Remember, too, that most of the rest of baseball and most of baseball’s fans were outraged not only that the Astros were exposed as extra-legal sign-stealing cheaters but that Commissioner Nero for various reasons saw fit to give the cheating players immunity in return for spilling.

The spilling didn’t outrage people, the getting off the hook did. So did owner Jim Crane and since-deposed general manager Jeff Luhnow trying to blame everyone else for the poisonous organisational culture they brewed that opened the passway through which the Astro Intelligence Agency passed.

A.J. Hinch—the hapless manager, who couldn’t or wouldn’t muster enough strength to do more to stop his high-tech cheaters except smashing a couple of the clubhouse monitors, and maybe telling them if he caught them doing it again he’d be . . . very, very angry at them—is long enough gone. Of any Astrogate figure Hinch, whose Astrogate suspension from baseball ends when the World Series does, probably deserves a second chance the most. But he’s liable to find it elsewhere. Sadder but, hopefully, wiser.

Alex Cora and Carlos Beltran, the 2017 bench coach and designated hitter who co-masterminded enough of the Astro Intelligence Agency’s operating apparatus, are also gone. So are all but eight members of the 2017-18 players’ roster.

It’ll probably take the final, complete remake of the roster and overhaul of the organisation for the Astros to lose the entire Astrogate stain.

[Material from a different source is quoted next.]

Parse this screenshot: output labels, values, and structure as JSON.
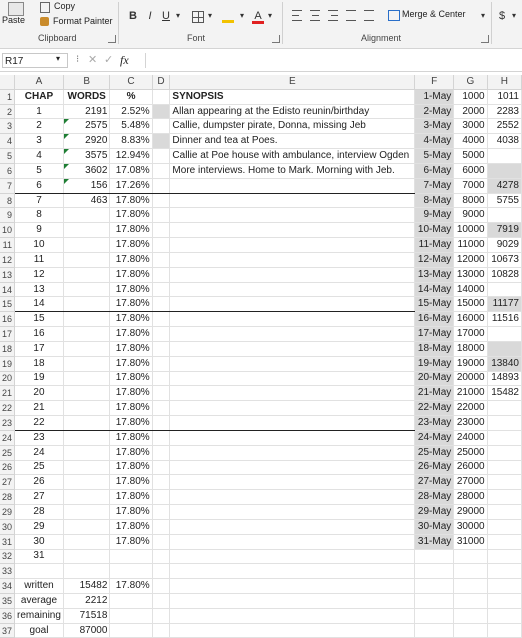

Even that may not remove all of it. Just as history renders the 1951 New York Giants forever not as a daring thirteen-game-out comeback team but as off-field-based, illegal telescopic cheaters (The Giants stole the pennant! The Giants stole the pennant!), history renders the 2017 (Astros) and 2018 (Rogue Sox) World Series winners as tainted forever.

Because Astrogate took until late 2019 to expose, this year’s Astros were going to take their lumps no matter what. Their mealymouthed pre-pandemic shutdown February presser just compounded the outrage.

But the Giants got past the ’51 cheaters in due course. So did several other pennant-winning teams whom history has long since exposed as comparable cheaters.

The Philadelphia Athletics got past 1910-14, never mind periodic suspicions that their off-field-based sign-stealing had almost as much hand as economics in Connie Mack’s first notorious fire sale. The Detroit Tigers got past their 1940 cheaters. So did the 1948 World Series-winning Cleveland Indians. So did the 1961 Cincinnati Reds. So, too, will the Astros and the Red Sox in due course.

Just a World Series presence this year—as unlikely as it might still seem now, but achieved straight, no chaser—would be a flood of Febreze removing a lot more of the Astrogate stain. Until it does, Correa may want to remember God gave him two eyes, two ears, two nostrils, and only one mouth for a very good reason.